抵当権の設定日は昭和3年、債権額は200円、弁済期は昭和5年12月31日です。

抵当権登記の抹消は法律上の義務ではありません。

しかし、抵当権の登記が抹消されていないと、将来、不動産を売却をしようとした時に支障が生じる場合があります。

※事例は当事務所が受任した案件をもとに、場所、名前、家族関係を変更しています。

 

当事務所のご提案

供託手続きを利用した抵当権の抹消をご提案

Aさんは、相続登記と併せて、抵当権の抹消も希望されました。

通常、抵当権を抹消する場合は抵当権設定者(Bさんの相続人であるAさん)と抵当権者(Dさん) 双方の協力が必要です。 

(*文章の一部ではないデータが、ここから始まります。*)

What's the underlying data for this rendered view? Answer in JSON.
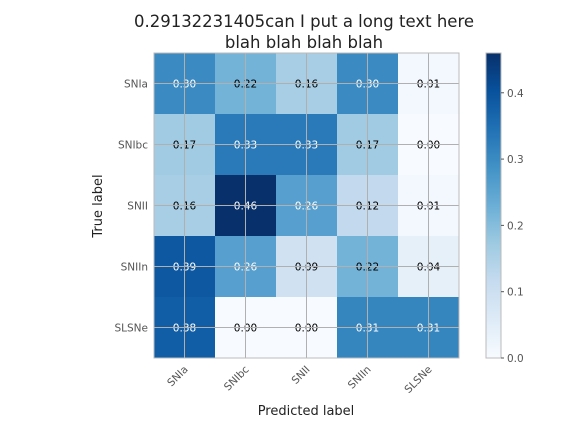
{
  "chart_data": {
    "type": "heatmap",
    "title_lines": [
      "0.29132231405can I put a long text here",
      "blah blah blah blah"
    ],
    "xlabel": "Predicted label",
    "ylabel": "True label",
    "x_categories": [
      "SNIa",
      "SNIbc",
      "SNII",
      "SNIIn",
      "SLSNe"
    ],
    "y_categories": [
      "SNIa",
      "SNIbc",
      "SNII",
      "SNIIn",
      "SLSNe"
    ],
    "values": [
      [
        0.3,
        0.22,
        0.16,
        0.3,
        0.01
      ],
      [
        0.17,
        0.33,
        0.33,
        0.17,
        0.0
      ],
      [
        0.16,
        0.46,
        0.26,
        0.12,
        0.01
      ],
      [
        0.39,
        0.26,
        0.09,
        0.22,
        0.04
      ],
      [
        0.38,
        0.0,
        0.0,
        0.31,
        0.31
      ]
    ],
    "cell_labels": [
      [
        "0.30",
        "0.22",
        "0.16",
        "0.30",
        "0.01"
      ],
      [
        "0.17",
        "0.33",
        "0.33",
        "0.17",
        "0.00"
      ],
      [
        "0.16",
        "0.46",
        "0.26",
        "0.12",
        "0.01"
      ],
      [
        "0.39",
        "0.26",
        "0.09",
        "0.22",
        "0.04"
      ],
      [
        "0.38",
        "0.00",
        "0.00",
        "0.31",
        "0.31"
      ]
    ],
    "colormap": "Blues",
    "value_range": [
      0,
      0.46
    ],
    "colorbar_ticks": [
      0.0,
      0.1,
      0.2,
      0.3,
      0.4
    ],
    "colorbar_tick_labels": [
      "0.0",
      "0.1",
      "0.2",
      "0.3",
      "0.4"
    ],
    "grid": true
  }
}
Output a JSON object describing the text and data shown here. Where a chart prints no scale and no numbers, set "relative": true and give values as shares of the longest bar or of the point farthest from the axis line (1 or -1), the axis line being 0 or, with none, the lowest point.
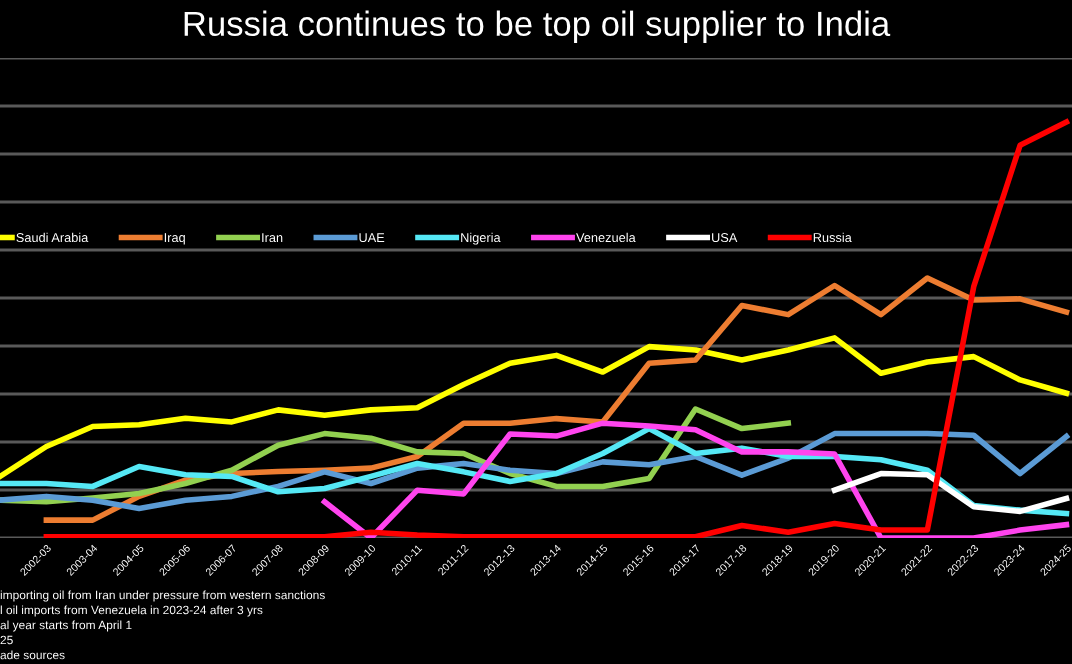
{
  "chart_data": {
    "type": "line",
    "title": "Russia continues to be top oil supplier to India",
    "relative": true,
    "grid": "y",
    "legend": "top",
    "marker": "none",
    "line_style": "solid",
    "categories": [
      null,
      "2002-03",
      "2003-04",
      "2004-05",
      "2005-06",
      "2006-07",
      "2007-08",
      "2008-09",
      "2009-10",
      "2010-11",
      "2011-12",
      "2012-13",
      "2013-14",
      "2014-15",
      "2015-16",
      "2016-17",
      "2017-18",
      "2018-19",
      "2019-20",
      "2020-21",
      "2021-22",
      "2022-23",
      "2023-24",
      "2024-25"
    ],
    "series": [
      {
        "name": "Saudi Arabia",
        "color": "#ffff00",
        "values": [
          0.148,
          0.22,
          0.268,
          0.272,
          0.288,
          0.279,
          0.308,
          0.295,
          0.308,
          0.313,
          0.369,
          0.42,
          0.439,
          0.399,
          0.46,
          0.452,
          0.428,
          0.452,
          0.481,
          0.396,
          0.423,
          0.436,
          0.38,
          0.348
        ]
      },
      {
        "name": "Iraq",
        "color": "#ed7d31",
        "values": [
          null,
          0.043,
          0.043,
          0.1,
          0.139,
          0.155,
          0.16,
          0.163,
          0.168,
          0.196,
          0.276,
          0.276,
          0.287,
          0.279,
          0.42,
          0.428,
          0.559,
          0.537,
          0.607,
          0.537,
          0.625,
          0.572,
          0.575,
          0.543
        ]
      },
      {
        "name": "Iran",
        "color": "#92d050",
        "values": [
          0.091,
          0.087,
          0.096,
          0.107,
          0.131,
          0.163,
          0.223,
          0.251,
          0.24,
          0.207,
          0.203,
          0.155,
          0.124,
          0.124,
          0.143,
          0.31,
          0.263,
          0.276,
          null,
          null,
          null,
          null,
          null,
          null
        ]
      },
      {
        "name": "UAE",
        "color": "#5b9bd5",
        "values": [
          0.091,
          0.1,
          0.091,
          0.071,
          0.091,
          0.1,
          0.124,
          0.159,
          0.131,
          0.168,
          0.179,
          0.163,
          0.155,
          0.183,
          0.176,
          0.196,
          0.151,
          0.192,
          0.251,
          0.251,
          0.251,
          0.247,
          0.155,
          0.244
        ]
      },
      {
        "name": "Nigeria",
        "color": "#55e8f5",
        "values": [
          0.131,
          0.131,
          0.124,
          0.172,
          0.152,
          0.148,
          0.111,
          0.119,
          0.148,
          0.179,
          0.159,
          0.136,
          0.155,
          0.203,
          0.263,
          0.203,
          0.216,
          0.196,
          0.196,
          0.188,
          0.163,
          0.078,
          0.067,
          0.059
        ]
      },
      {
        "name": "Venezuela",
        "color": "#ff44ee",
        "values": [
          null,
          null,
          null,
          null,
          null,
          null,
          null,
          0.087,
          0.0,
          0.115,
          0.106,
          0.25,
          0.245,
          0.276,
          0.269,
          0.26,
          0.207,
          0.207,
          0.202,
          0.0,
          0.0,
          0.0,
          0.019,
          0.032
        ]
      },
      {
        "name": "USA",
        "color": "#ffffff",
        "values": [
          null,
          null,
          null,
          null,
          null,
          null,
          null,
          null,
          null,
          null,
          null,
          null,
          null,
          null,
          null,
          null,
          null,
          null,
          0.115,
          0.155,
          0.152,
          0.075,
          0.064,
          0.095
        ]
      },
      {
        "name": "Russia",
        "color": "#ff0000",
        "values": [
          null,
          0.003,
          0.003,
          0.003,
          0.003,
          0.003,
          0.003,
          0.003,
          0.014,
          0.007,
          0.003,
          0.003,
          0.003,
          0.003,
          0.003,
          0.003,
          0.03,
          0.014,
          0.035,
          0.019,
          0.019,
          0.604,
          0.944,
          1.0
        ]
      }
    ],
    "annotations": [
      "importing oil from Iran under pressure from western sanctions",
      "l oil imports from Venezuela in 2023-24 after 3 yrs",
      "al year starts from April 1",
      "25",
      "ade sources"
    ]
  }
}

しかし、Dさんは登記上の住所には住んでおらず、行方がわからない状態です。 

このように抵当権者の協力が得られない場合に抵当権設定者が単独で抵当権を抹消するには「除権決定を得る」「裁判を起こし勝訴する」「債権証書及び弁済証書を提出する」「供託を利用した休眠担保権の抹消手続きを行う」等の方法があります。 

今回は諸事情を鑑み「供託を利用した休眠担保権の抹消手続き」を利用して抵当権を抹消することをご提案致しました。 

供託を利用した休眠担保権の抹消手続きをするには下記の条件に当てはまることが必要です。

①抵当権者(Dさん)の所在が不明で共同申請できないこと 

②抵当権、先取特権、質権の抹消登記であること 

③抵当権によって担保される債権の弁済期から20年経過していること 

④弁済期から現在までの元本、利息、損害金を供託すること

今回は全ての条件に当てはまります。 

結果

相続登記でAさんの名義にした後、弁済期から供託日までの元本、利息、損害金1000円弱供託し 被担保債権の弁済期を証する書面や供託書正本を法務局に提出することにより、Aさん単独で抵当権を抹消することができました。

ポイント

古い抵当権で抵当権者の行方がわからない場合は、供託手続きを利用した抵当権抹消手続きをご検討ください。